Sam Zell, who engineered the takeover of the Tribune Company, also controls Equity Residential, which bought the Gaia Building and six other Berkeley apartment projects from developer Patrick Kennedy and UC Berkeley professor/developer David Teece. 

In a press release last Wednesday, Zell blamed the bankruptcy on a “perfect storm—a precipitous decline in revenue and a tough economy coupled with a credit crisis that makes it extremely difficult to support our debt.” 

The housing firm is not affected by the newspaper company’s troubles. 

Both the real estate market and the newspaper business had fallen on hard times since the Chicago developer made his purchases, though he managed to leverage his media empire by financing on the backs of employees, who have subsequently been repeatedly downsized. 

Zell’s purchase of the Tribune Company also included Wrigley Field and the Chicago Cubs, but they are not part of the filing submitted in the U.S. Bankruptcy Court in Delaware. 

The Chapter 11 filing allows the company to remain in business while it undergoes restructuring. 

The filing lists $7.6 billion in assets and $13 billion in liabilities, with most of the latter generated by Zell’s takeover. 

Some of the debt holders are companies which themselves have been hard hit in the banking industry turmoil, including Goldman Sachs and Citigroup. 

The purchase was leveraged through an Employee Stock Ownership Plan, or ESOP, which left the plan holding the shares but Zell in control. 

Sometimes known as “the Gravedancer” for his history of buying up troubled companies and turning them around, Zell has been called the gravedigger by some Tribune Company employees. 

Zell leveraged his takeover of the company with a $225 million promissory note and $90 million in warrants that committed him to buying 40 percent of the company stock from the ESOP in the future. 

Creditors forced the bankruptcy filing by refusing to refinance existing loans, according to several media accounts. 

In a letter to L.A. Times readers Monday afternoon, publisher Eddy Hartenstein said, “The decision to restructure our debt was predicated by the dramatic and unexpected operating conditions we've encountered this year.
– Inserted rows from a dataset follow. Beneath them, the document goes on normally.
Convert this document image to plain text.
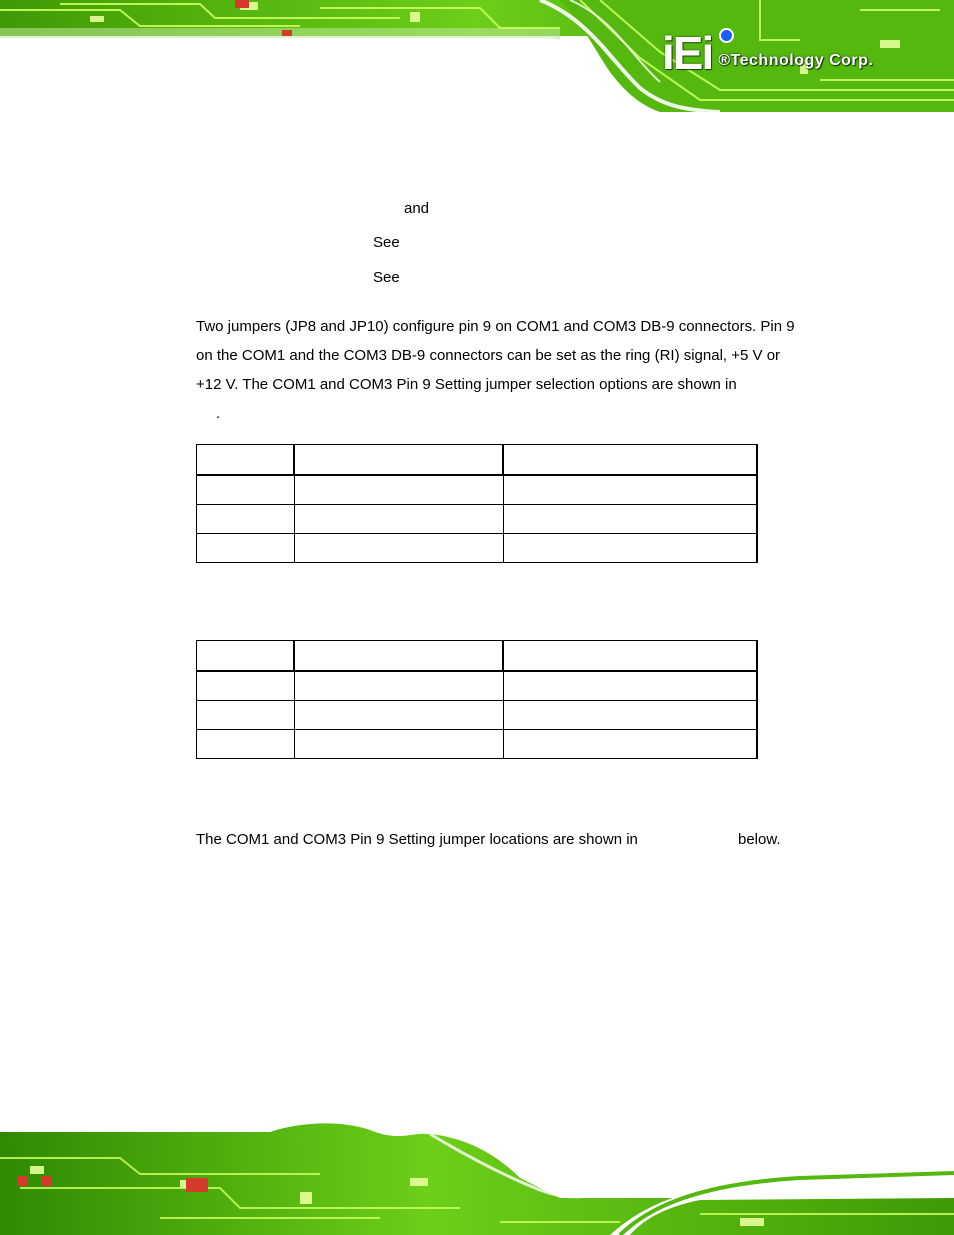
iEi ®Technology Corp.
and
See
See
Two jumpers (JP8 and JP10) configure pin 9 on COM1 and COM3 DB-9 connectors. Pin 9
on the COM1 and the COM3 DB-9 connectors can be set as the ring (RI) signal, +5 V or
+12 V. The COM1 and COM3 Pin 9 Setting jumper selection options are shown in
.

The COM1 and COM3 Pin 9 Setting jumper locations are shown in	below.
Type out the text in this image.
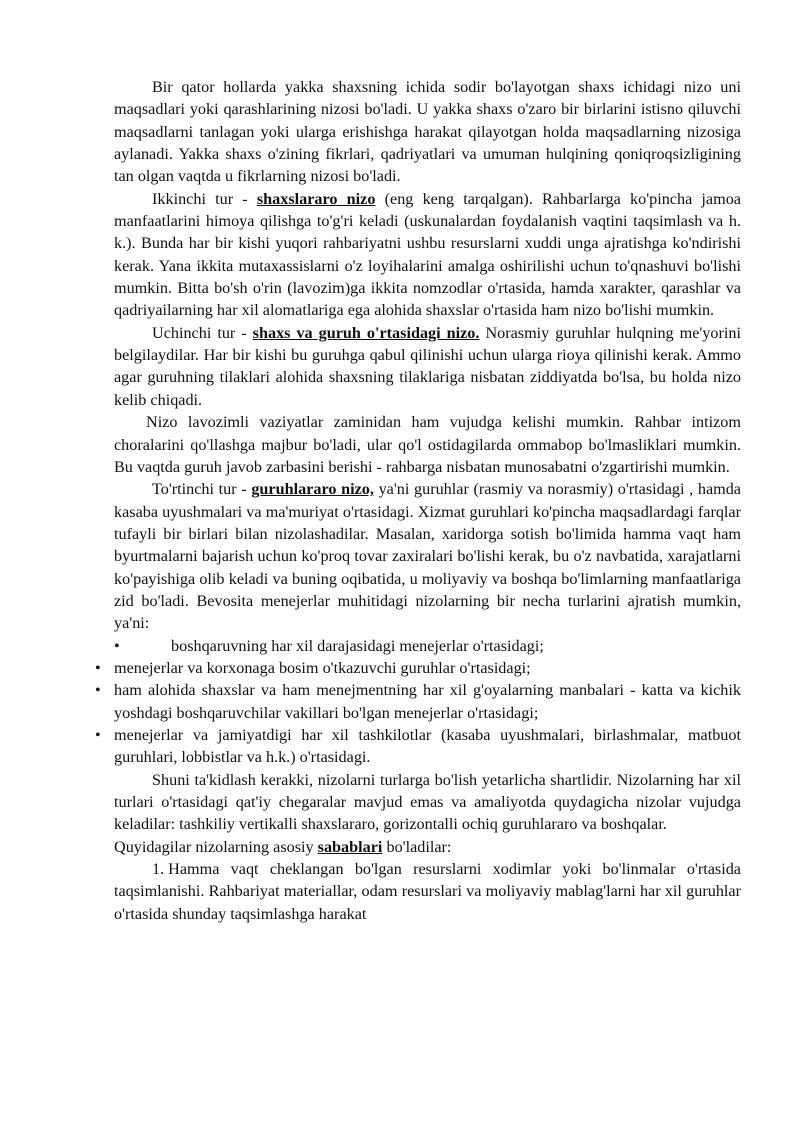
Bir qator hollarda yakka shaxsning ichida sodir bo'layotgan shaxs ichidagi nizo uni maqsadlari yoki qarashlarining nizosi bo'ladi. U yakka shaxs o'zaro bir birlarini istisno qiluvchi maqsadlarni tanlagan yoki ularga erishishga harakat qilayotgan holda maqsadlarning nizosiga aylanadi. Yakka shaxs o'zining fikrlari, qadriyatlari va umuman hulqining qoniqroqsizligining tan olgan vaqtda u fikrlarning nizosi bo'ladi.

Ikkinchi tur - shaxslararo nizo (eng keng tarqalgan). Rahbarlarga ko'pincha jamoa manfaatlarini himoya qilishga to'g'ri keladi (uskunalardan foydalanish vaqtini taqsimlash va h. k.). Bunda har bir kishi yuqori rahbariyatni ushbu resurslarni xuddi unga ajratishga ko'ndirishi kerak. Yana ikkita mutaxassislarni o'z loyihalarini amalga oshirilishi uchun to'qnashuvi bo'lishi mumkin. Bitta bo'sh o'rin (lavozim)ga ikkita nomzodlar o'rtasida, hamda xarakter, qarashlar va qadriyailarning har xil alomatlariga ega alohida shaxslar o'rtasida ham nizo bo'lishi mumkin.

Uchinchi tur - shaxs va guruh o'rtasidagi nizo. Norasmiy guruhlar hulqning me'yorini belgilaydilar. Har bir kishi bu guruhga qabul qilinishi uchun ularga rioya qilinishi kerak. Ammo agar guruhning tilaklari alohida shaxsning tilaklariga nisbatan ziddiyatda bo'lsa, bu holda nizo kelib chiqadi.

Nizo lavozimli vaziyatlar zaminidan ham vujudga kelishi mumkin. Rahbar intizom choralarini qo'llashga majbur bo'ladi, ular qo'l ostidagilarda ommabop bo'lmasliklari mumkin. Bu vaqtda guruh javob zarbasini berishi - rahbarga nisbatan munosabatni o'zgartirishi mumkin.

To'rtinchi tur - guruhlararo nizo, ya'ni guruhlar (rasmiy va norasmiy) o'rtasidagi , hamda kasaba uyushmalari va ma'muriyat o'rtasidagi. Xizmat guruhlari ko'pincha maqsadlardagi farqlar tufayli bir birlari bilan nizolashadilar. Masalan, xaridorga sotish bo'limida hamma vaqt ham byurtmalarni bajarish uchun ko'proq tovar zaxiralari bo'lishi kerak, bu o'z navbatida, xarajatlarni ko'payishiga olib keladi va buning oqibatida, u moliyaviy va boshqa bo'limlarning manfaatlariga zid bo'ladi. Bevosita menejerlar muhitidagi nizolarning bir necha turlarini ajratish mumkin, ya'ni:

•	boshqaruvning har xil darajasidagi menejerlar o'rtasidagi;
• menejerlar va korxonaga bosim o'tkazuvchi guruhlar o'rtasidagi;
• ham alohida shaxslar va ham menejmentning har xil g'oyalarning manbalari - katta va kichik yoshdagi boshqaruvchilar vakillari bo'lgan menejerlar o'rtasidagi;
• menejerlar va jamiyatdigi har xil tashkilotlar (kasaba uyushmalari, birlashmalar, matbuot guruhlari, lobbistlar va h.k.) o'rtasidagi.

Shuni ta'kidlash kerakki, nizolarni turlarga bo'lish yetarlicha shartlidir. Nizolarning har xil turlari o'rtasidagi qat'iy chegaralar mavjud emas va amaliyotda quydagicha nizolar vujudga keladilar: tashkiliy vertikalli shaxslararo, gorizontalli ochiq guruhlararo va boshqalar.

Quyidagilar nizolarning asosiy sabablari bo'ladilar:

1. Hamma vaqt cheklangan bo'lgan resurslarni xodimlar yoki bo'linmalar o'rtasida taqsimlanishi. Rahbariyat materiallar, odam resurslari va moliyaviy mablag'larni har xil guruhlar o'rtasida shunday taqsimlashga harakat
We have experienced the perfect storm—a precipitous decline in revenue and a tough economy has coupled with a credit crisis making it extremely difficult to support our debt. All of our major advertising categories have been dramatically impacted.” 

Massive downsizings have hit newspapers across the country, including the East Bay, where publisher Dean Singleton’s Bay Area News Group—East Bay has downsized repeatedly, leaving some of his smaller papers with a third of the editorial staff they had before the layoffs began. More layoffs are reportedly in the offing. 

In the years since 9/11, newspapers have witnessed declines in circulation and advertising, with readership and ad rates plummeting since the recession began last December. 

Journalists have created websites with names like “Newspaper Death Watch,” “Paper Cuts” and “Fading to Black” to chart the collapse of the industry. 

The decline in ad rates has also impacted the Internet, including the sites created by print media as refuges from their dwindling paper incarnation.  

Zell’s financial plight also figured in the indictment of Illinois Gov. Rod J. Blagojevich, who demanded the firing of several members of the Chicago Tribune editorial staff as his price for helping the company with financial assistance in its efforts to unload a key asset, Wrigley Field. 

Sale of the legendary field and the Cubs are two cash-raising options for the embattled publisher. 

The writers had produced editorials critical of the governor, and federal wiretaps captured Blagojevich telling a deputy governor that Zell should be told either “Fire those fuckers” or face the loss of state aid for the stadium sale. 

The most sensational charges in the indictment didn’t involve Zell or his papers, but the gubernatorial appointment of a new senator to fill the impending vacancy left by Barack Obama’s elevation to the White House. 

A Senate seat, the wiretaps recorded the governor as saying, “is a fucking valuable thing, you don’t give it away for nothing.” 

Blagojevich and Chief of Staff John Harris were the only figures indicted.